Я была очень обижена. Шла к ним, как на редкий спектакль, а спектакль и не состоялся.
– А что теперь бедный Куликов? – вскользь бросила я, уже уходя. – Вот, должно быть, расстроился!
Сказала – и сама испугалась.
Такого мгновенного преображения ликов никогда в жизни не видела я! Точно слова мои повернули электрический выключатель, и сразу все вспыхнуло. Загорелись глаза, распялились рты, замаслились за-круглившиеся улыбкой щеки, взметнулись руки, свет захватывающего счастья хлынул на них, осветил, согрел и зажег.
Сам Голиков тряхнул кудрями бодро и молодо, взглянул на вдруг похорошевшую жену. В кресле закопошился старый паралитик-отец, даже приподнялся немножко, чего, может быть, не бывало с ним уже много лет. Пятилетний сынишка Голиковых вдруг прижался к руке матери и засмеялся громко, точно захлебываясь.
– Куликов! Ха-ха! Н-да, жаль беднягу, – воскликнул Голиков. – Вот, должно быть, злится-то!
– Он, говорят, так был уверен, что даже обои выбрал для казенной квартиры. Как ему теперь тошно на эти обои смотреть! Ха-ха-ха! – хохотала жена.
– Воображаю, как он злится!
– Э-э-ме-э-э! – закопошился паралитик и засмеялся одной половиной рта.
А маленький мальчик захлебнулся и сказал, подставляя матери затылок, чтобы его погладили за то, что он умненький:
– Он, велно, со злости лопнет!
Родители схватили умницу за руки, и вся группа лучилась тем светлым, божественным счастьем, ради одной минуты которого идет человек на долгие годы борьбы и страдания.
«Ну что же, – думала я, уходя. – Ведь я только этого и хотела: видеть их счастливыми.
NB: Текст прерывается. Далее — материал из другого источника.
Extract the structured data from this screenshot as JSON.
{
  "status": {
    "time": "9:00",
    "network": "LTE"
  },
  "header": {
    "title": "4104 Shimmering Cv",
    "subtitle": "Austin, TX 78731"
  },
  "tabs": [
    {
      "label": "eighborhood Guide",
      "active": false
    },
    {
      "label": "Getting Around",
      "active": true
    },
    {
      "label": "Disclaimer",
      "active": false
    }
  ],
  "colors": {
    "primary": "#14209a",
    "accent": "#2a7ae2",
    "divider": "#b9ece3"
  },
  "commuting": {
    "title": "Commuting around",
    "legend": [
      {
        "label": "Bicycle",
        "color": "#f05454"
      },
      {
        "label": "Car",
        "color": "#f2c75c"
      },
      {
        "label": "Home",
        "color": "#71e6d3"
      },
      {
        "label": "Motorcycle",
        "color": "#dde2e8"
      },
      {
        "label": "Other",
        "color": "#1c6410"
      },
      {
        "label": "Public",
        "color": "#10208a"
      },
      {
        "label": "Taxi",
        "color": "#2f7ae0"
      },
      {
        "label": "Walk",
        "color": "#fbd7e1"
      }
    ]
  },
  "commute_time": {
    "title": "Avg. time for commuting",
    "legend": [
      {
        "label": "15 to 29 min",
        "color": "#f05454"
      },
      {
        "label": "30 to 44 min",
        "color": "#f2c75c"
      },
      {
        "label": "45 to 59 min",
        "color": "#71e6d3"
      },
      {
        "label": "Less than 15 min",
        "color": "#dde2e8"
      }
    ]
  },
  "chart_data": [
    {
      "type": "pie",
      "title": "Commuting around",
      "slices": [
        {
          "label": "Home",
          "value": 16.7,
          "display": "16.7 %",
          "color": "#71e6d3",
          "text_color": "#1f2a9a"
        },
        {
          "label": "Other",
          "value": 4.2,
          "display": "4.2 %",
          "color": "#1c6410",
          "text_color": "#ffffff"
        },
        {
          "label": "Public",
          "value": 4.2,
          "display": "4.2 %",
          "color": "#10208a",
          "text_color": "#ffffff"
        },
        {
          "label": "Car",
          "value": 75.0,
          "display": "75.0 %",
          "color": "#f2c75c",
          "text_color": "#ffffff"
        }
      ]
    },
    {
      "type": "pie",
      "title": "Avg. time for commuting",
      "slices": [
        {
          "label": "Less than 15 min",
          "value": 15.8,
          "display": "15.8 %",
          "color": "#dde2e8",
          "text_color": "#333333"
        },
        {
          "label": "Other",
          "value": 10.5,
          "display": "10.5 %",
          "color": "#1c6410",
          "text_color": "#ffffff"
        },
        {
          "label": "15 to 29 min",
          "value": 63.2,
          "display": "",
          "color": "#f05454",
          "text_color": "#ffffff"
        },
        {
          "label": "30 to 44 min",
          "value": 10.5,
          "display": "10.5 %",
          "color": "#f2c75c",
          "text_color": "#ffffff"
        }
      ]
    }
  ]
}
А счастье, очевидно, приходит к людям таким жалким и голодным зверем, что нужно его тотчас же хорошенько накормить теплым человеческим мясом, чтобы он взыграл и запрыгал.»
Ольга Вересова рассказала мне, что выходит замуж за Андрея Иваныча и очень счастлива.
– Он с хорошими средствами и довольно симпатичный. Не правда ли, он симпатичный?
И она смотрела на меня недоверчиво.
– Так вы, значит, очень счастливы? – уклонилась я от ответа.
– Да, очень счастлива, – вяло ответила она, но вдруг все лицо ее как-то вспыхнуло, и плечи сжались, как от приятного, нежного тепла.
– Ха-ха! А эта дурища Соколова воображала, что она прежде меня замуж выйдет! Она, говорят, со злости захворала. Мама нарочно к ней ездила. Говорят, желтая стала, как лимон. Ха-ха-ха!
Ольга Вересова, действительно, была счастливая невеста.
Когда я увидала ее жениха, то поняла, что и он счастлив, потому что он подмигнул на какого-то печального студента и сказал:
– А Карлуша остался с носом! Он за Олей три года ухаживал. Гы-ы! Посмотрите, как он бесится!
И даже в горле у него от счастья что-то щелкнуло.
А старуха, невестина мать, горела счастьем, как восковая свеча.
– Господи, да могла ли я думать! Все злятся, все завидуют, все ругаются. У Раклеевых ад кромешный. Катенька чуть не повесилась, Молина руки подавать не хочет. Привелось-таки дожить!..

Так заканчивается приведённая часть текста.